Mar 22, 2023

Meet Your Teachers: Amber, Carmen and Gabriel

Palm Springs, Boston and Champaign-Urbana coming soon 📣

This week we’re introducing three new Dance Church Teachers. Dance artists, community spirits, and culture-makers from three different U.S. cities, Amber Lux Archer (Palm Springs), Carmen S. Rizzo (Boston) and Gabriel Bruno Eng Gonzalez (Champaign-Urbana) bring new richness and wonder to Dance Church.

🐸 Amber Lux Archer (she/they) - Palm Springs, CA

Amber identifies as a bubbly, sun-seeking soul fueled by human connection, rest, ease and laughter.

☞ What keeps you dancing? 

Amber: For me, love and joy is at the forefront of my inspiration. Dance is a way to connect to self and others, and it’s also a portal for play, form, fantasy, sensitivity, and awareness of the divine in flesh. I also love dancing in different places and formats: from stage to film and television and tearing it up on the club floor. Fun fact: I also just started taking acting classes. It's something I've always been interested in and am excited to see where this journey leads me.

☞ What are you dancing to right now?

Amber: Can’t pick just one! 

☞ Tell us about your Palm Springs Dance Church dreams

Amber: There's nothing like the exhilarating smiles of a room full of people dancing and grooving together. I love being able to facilitate the connection between body and soul. I'm really excited to connect with artists, lovers of life, rebels, and all the fellow queer babes and allies of Palm Springs. I want to build a community where all people feel safe, seen, and supported. May we move together with joy, love, and all heart!

🐸 Carmen S. Rizzo (she/her) - Boston, MA

Carmen brings a fierce feline energy to every dance floor–”think unexpected pounce with soft landing”–and instinctively adds movement to most spaces and experiences, even if they weren’t explicitly made for dance. She is a meditator, a baker, a reader, and a committed aesthete. Carmen grew up in São Paulo, Brazil.

☞ What dance projects are you excited about right now?

Carmen: I’m currently dancing with Kairos Dance Theater, a collaboration-based company that promotes art as a threshold for communication and social change, and Abilities Dance Boston, a company committed to using dance as a tool for intersectional disability rights. I deeply love collaborating with other artists and celebrating diversity. 

☞ How does that passion seep into your work as a teacher and community-builder?

Carmen: I’m the kind of person who won’t hold back any kind of resource I might have to support anyone in my community. I’ve always lived by the motto: “generosity leads to generosity” and it has brought me the most beautiful connections I have. I love the coexistence of being a leader and a learner. It comes from a place of genuine mutual respect, empathy and empowerment. I also believe in being fully present, authentic, and entering every space with an open heart. Those pillars have made me connect to people who have similar mindsets in the most authentic, respectful and supportive way. I intend to reach anyone who just wants to move.

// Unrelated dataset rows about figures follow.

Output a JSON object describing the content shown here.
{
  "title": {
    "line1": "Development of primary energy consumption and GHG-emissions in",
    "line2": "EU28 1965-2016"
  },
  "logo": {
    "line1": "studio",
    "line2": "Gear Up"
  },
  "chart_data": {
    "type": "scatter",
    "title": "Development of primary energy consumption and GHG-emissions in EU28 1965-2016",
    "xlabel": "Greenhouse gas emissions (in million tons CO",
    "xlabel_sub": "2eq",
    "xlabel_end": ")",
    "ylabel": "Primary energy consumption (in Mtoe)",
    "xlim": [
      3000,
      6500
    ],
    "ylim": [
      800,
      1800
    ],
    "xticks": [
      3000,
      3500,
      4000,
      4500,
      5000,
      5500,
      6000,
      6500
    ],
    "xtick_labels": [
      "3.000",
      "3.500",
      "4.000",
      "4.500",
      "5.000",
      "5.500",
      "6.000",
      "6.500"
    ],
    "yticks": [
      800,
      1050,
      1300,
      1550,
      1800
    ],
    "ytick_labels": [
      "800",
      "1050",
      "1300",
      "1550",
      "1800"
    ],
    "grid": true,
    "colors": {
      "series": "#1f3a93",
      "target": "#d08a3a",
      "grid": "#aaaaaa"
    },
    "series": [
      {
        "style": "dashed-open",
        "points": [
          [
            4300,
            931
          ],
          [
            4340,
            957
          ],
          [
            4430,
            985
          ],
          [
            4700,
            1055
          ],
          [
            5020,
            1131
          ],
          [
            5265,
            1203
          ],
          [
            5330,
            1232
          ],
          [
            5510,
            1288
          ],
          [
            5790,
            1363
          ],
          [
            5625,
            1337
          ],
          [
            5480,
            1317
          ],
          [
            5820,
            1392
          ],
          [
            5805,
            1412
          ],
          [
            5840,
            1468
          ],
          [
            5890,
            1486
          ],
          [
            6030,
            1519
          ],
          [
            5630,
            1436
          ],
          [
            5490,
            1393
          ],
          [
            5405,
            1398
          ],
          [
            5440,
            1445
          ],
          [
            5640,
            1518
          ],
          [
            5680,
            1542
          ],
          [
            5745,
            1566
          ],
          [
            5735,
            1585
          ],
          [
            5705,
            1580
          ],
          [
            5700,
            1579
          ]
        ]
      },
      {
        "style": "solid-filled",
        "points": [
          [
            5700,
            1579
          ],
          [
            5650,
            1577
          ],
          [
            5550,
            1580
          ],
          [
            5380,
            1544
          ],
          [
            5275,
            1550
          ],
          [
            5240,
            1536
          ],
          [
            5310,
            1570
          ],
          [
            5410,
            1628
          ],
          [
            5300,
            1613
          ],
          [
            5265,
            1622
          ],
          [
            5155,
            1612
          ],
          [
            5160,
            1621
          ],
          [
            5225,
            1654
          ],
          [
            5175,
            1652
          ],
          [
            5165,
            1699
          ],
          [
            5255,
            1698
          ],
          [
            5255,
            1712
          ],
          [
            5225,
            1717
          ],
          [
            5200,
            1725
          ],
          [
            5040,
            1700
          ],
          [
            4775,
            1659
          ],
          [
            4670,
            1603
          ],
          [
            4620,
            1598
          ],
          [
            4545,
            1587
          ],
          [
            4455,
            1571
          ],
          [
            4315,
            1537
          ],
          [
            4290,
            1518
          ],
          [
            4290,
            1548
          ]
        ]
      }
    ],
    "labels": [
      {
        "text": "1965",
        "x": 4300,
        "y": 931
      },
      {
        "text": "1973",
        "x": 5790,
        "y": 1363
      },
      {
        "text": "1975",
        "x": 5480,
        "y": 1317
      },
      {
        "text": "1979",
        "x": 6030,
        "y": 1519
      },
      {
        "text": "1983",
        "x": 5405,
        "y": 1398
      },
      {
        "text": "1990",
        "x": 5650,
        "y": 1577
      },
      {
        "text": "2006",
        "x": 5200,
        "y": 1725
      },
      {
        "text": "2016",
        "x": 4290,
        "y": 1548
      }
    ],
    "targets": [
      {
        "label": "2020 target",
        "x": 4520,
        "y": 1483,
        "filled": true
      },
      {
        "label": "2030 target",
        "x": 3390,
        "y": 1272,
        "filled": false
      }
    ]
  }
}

☞ Favorite playlist right now?

Carmen: Brazilian Chill

🐸 Gabriel Bruno Eng Gonzalez (he/they) - Champaign-Urbana, IL

Gabriel is a multifaceted artist, educator, traveler and performer. He is a Fulbright Scholar who can’t stop celebrating silliness, a drag performer, gay poetry aficionado, and lover of good food. 

☞ Why do you make dance?

Gabriel: My dance works are political and joyful. I create space through performance both real and virtual that allows the complex reality of Queer life to breathe and dance through the world. I take pride in sharing and honoring the histories of my communities by placing them on stage and screen.

☞ Tell us more about your obsession with “silliness.” Does this energy show up in your classes?

Gabriel: Dance is silly and authentic and freeing! I love when people laugh at me in class, I love laughing together, I love laughing at how strange it is to be alive these days, and finding ways to deal with it together. Humor has a way to break tension and bring people back together and release seriousness that I value so much. We need places to free ourselves from the constraints that constantly being 'on' requires of us and I design my class to intentionally and intelligently create that space. Come laugh with/at me!

☞ One song that you’re really vibing with right now?

Gabriel:

☞ What does community mean to you? 

Gabriel: Being in community is so much about being human with each other, being silly, choosing to be present. I believe we build community by showing up, by showing our authentic selves, and by encouraging others to feel safe to show theirs. I build community by crying about starting hormone therapy, by showing up to classes, film screenings, performances, and gallery openings, by going on platonic coffee dates and hosting themed tea times and dinners. The grief of what COVID taught us about the world, our leaders, our institutions is real and ongoing. The grief of senseless deaths is ongoing. And the community that feeds us, sweats with us, sings with us is just as real and ongoing. I take time to nurture that, I write thank you letters and make little videos to commemorate my friendships and my love for my community. I intend for my Dance Church classes to reach people who share similar values of community. I can't wait to dance with you!